The objectives with which the Common Agricultural Policy came into being are to support farmers and improve their productivity by ensuring a stable supply of affordable food; to guarantee EU farmers a reasonable standard of living; to conserve the natural and landscape heritage throughout the EU; to ensure the survival of rural areas; to keep the rural economy alive by boosting employment in agriculture, agri-food industries and related sectors; and to contribute to the sustainable management of increasingly depleted and inaccessible natural resources.
These ambitious objectives, specified by the European Commission in all their institutionalism, fall far short of the reality of the rural environment and its traditional livelihoods, and end up failing and abstracted from reality. They are a dead letter to the demands of European bureaucrats.
Recently, Brussels has announced the relaxation of the models set out in the Common Agricultural Policy, which aims to speed up support for the fisheries, agriculture and livestock sectors. In this way, the European Commission aims to align the strategic priorities of the CAP with the so-called “European Green Pact” (note the strong green tone) and the Common Fisheries Policy.
European Competition Commissioner Margrethe Vestager stressed that this relaxation “will make it easier and quicker for Member States to provide funding to these sectors that are key to the EU economy, without undue distortions of competition in the single market”.
Among the new state aid rules that are part of the package approved by the European Commission, which will start to apply from 1 January 2023, are the block exemption regulation for fisheries, the revision of the block exemption regulation for agriculture and the new guidelines on state aid to the forestry and agricultural sectors in rural areas.
The reaction of many representatives of agricultural cooperatives and trade unions to this initiative has not been long in coming. Affected by the inflationary crisis, the rise in production costs and the drought that has hit a large part of the European territories, they have warned that, despite the supposed efforts of Brussels to make the CAP more flexible, the impositions of the European Commission are not correct and are promoted from positions far removed from the rural territories and their reality, more typical of the thinking heads in the sterile European offices, blind to the demands of the countryside.

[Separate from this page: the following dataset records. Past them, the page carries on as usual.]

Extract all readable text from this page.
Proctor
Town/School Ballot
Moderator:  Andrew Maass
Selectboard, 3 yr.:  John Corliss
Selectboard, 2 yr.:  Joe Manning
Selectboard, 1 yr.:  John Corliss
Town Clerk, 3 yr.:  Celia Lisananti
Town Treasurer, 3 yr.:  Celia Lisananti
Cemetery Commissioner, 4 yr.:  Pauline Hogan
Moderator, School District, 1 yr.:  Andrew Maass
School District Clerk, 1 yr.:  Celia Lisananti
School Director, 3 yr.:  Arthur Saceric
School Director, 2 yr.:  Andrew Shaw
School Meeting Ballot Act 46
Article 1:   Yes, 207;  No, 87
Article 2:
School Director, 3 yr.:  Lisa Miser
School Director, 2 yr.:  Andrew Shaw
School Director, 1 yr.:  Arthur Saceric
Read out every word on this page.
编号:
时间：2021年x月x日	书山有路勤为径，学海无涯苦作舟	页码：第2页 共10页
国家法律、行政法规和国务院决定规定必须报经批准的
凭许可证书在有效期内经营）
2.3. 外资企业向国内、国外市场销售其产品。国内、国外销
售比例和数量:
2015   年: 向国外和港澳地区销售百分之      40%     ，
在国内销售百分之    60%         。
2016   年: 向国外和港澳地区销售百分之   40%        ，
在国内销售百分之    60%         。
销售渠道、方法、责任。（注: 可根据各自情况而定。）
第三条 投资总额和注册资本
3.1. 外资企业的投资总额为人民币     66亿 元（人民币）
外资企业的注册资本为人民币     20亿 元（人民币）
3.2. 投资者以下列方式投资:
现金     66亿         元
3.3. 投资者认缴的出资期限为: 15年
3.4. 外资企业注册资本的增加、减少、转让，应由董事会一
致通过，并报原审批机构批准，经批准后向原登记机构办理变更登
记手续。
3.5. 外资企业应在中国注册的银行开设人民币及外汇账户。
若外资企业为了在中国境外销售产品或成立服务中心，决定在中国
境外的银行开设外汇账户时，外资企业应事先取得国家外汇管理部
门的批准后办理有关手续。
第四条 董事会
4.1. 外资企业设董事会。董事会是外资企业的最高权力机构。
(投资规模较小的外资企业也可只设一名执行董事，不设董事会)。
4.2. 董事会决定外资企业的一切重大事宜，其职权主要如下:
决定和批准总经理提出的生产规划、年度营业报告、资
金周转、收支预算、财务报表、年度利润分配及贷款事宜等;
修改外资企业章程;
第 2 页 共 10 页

Thus, they warn that, if the European Commission continues to remain detached from the concrete reality of the rural world, its demands and traditional lifestyle, we are heading towards a scenario of food shortages.
On the environment, the Commission intends to “contribute to the fight against climate change” through the implementation of the new CAP. These impositions on environmental matters have been the last straw for the whole of the primary sector, which is asking public administrations to make these new obligations more flexible, which they consider unfeasible and insufficient.
In this way, part of the countryside is claiming that this CAP is not what the countryside needs, nor what it has been demanding. A political CAP, but not an agrarian one. Populist, but not popular. Like a stillborn baby, they say: This CAP is stillborn.